D'avoir eu des doutes sur le travail de Médiapart ? Mais c'est à Médiapart d'être convaincant. Au contraire, Médiapart entend désormais qu'on prenne leurs affirmations pour argent comptant sur la seule foi de leurs succès passé. Alors qu'il a fallu une expertise technique suivi d'une commission rogatoire pour confondre le ministre. Quand Plenel se plaint qu'il "n'est pas normal en démocratie (...) qu'un journal doive se battre pendant quatre mois pour légitimer ses informations, alors que ces informations, elles étaient là, sous les yeux de tout le monde", il affirme que le travail d'un journaliste vaut celui d'un juge, ce qui est choquant. On doit juger d'une preuve sur sa valeur intrinsèque et pas sur celui qui l'avance.

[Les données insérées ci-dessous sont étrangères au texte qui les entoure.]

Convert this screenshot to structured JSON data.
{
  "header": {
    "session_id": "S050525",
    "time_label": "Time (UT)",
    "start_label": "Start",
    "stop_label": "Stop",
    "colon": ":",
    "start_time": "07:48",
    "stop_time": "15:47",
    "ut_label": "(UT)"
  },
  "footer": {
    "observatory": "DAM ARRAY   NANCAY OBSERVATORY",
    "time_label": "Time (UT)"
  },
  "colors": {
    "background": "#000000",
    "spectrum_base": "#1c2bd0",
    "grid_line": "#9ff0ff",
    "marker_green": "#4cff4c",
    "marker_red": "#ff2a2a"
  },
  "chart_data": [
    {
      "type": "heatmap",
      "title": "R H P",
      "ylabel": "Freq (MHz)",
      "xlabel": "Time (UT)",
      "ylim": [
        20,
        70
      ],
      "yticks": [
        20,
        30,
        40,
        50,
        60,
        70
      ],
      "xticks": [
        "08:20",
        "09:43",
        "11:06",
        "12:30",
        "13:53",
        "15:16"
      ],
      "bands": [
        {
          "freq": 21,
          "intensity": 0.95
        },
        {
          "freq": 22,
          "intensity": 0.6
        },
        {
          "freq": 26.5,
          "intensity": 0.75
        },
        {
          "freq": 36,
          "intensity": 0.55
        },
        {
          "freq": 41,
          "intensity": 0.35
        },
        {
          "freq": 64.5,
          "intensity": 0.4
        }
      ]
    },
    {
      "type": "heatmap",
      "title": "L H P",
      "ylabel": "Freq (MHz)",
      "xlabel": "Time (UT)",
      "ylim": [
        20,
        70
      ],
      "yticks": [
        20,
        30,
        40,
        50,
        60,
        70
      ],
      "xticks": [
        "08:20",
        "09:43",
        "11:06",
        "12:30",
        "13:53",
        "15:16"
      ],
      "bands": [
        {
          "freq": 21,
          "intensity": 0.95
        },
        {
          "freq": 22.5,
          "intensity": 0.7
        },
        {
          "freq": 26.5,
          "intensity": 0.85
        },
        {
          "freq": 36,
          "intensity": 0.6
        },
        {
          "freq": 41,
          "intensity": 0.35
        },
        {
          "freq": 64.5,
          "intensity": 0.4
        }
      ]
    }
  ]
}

De ne pas avoir mené d'enquête de son côté ? Mais ce n'est pas son rôle de se substituer à la justice. Au contraire il doit la laisser travailler en toute indépendance et sérénité, ce qui a été fait. Si Hollande l'avait fait, j'aurais été le premier choqué, au nom de la séparation des pouvoirs, que le pouvoir exécutif diligente une enquête parallèle avec tous les soupçons que ça implique. On ne peut pas non plus reprocher à Hollande de ne pas avoir voulu obtenir des éléments d'enquête de façon détournée, c'eut été une violation du secret de l'instruction, d'autant plus inacceptable qu'elle aurait été commise par celui-là même qui est en le garant constitutionnel.

De ne pas avoir démissionné Cahuzac plus tôt ? Mais ce n'est pas à la presse d'exiger le départ d'un ministre mis en cause. Au contraire, Hollande a réagi moins de trois heures après l'ouverture d'une enquête par la justice suite à la validation de la bande sonore. A-t-on déjà vu réaction plus vive à l'encontre d'un responsable politique même pas mis en examen ?


En réalité Edwy Plenel reproche à François Hollande d'avoir laissé fonctionner la justice de façon indépendante plutôt que d'avoir suivi aveuglément l'avis d'un organe de presse, aussi respectable fut-il. Or, n'en déplaise à Edwy Plenel, même si la presse a un rôle essentiel en démocratie, elle y a aussi une place à tenir et ne saurait empiéter sur celle des autres. La séparation des pouvoir, c'est le fondement de la démocratie tant chérie par Edwy Plenel. Et un régime où un ministre doit démissionner sitôt sa mise en cause par un organe de presse, quel qu'il soit, je n'en veux pas.


Je continuerai à lire Médiapart avec la même vigilance qu'auparavant pour tout organe de presse digne de ce nom. J'espère qu'en retour Médiapart et son dirigeant Edwy Plenel continueront à faire reculer la corruption tout en évitant le piège de l'hybris, au risque de finir comme Prométhée ou Icare.

15 commentaires:

  1. Excellent billet.

    Comment ça de fait que je ne connaissais pas ton blog ? Je n'ai pas toute ma tête...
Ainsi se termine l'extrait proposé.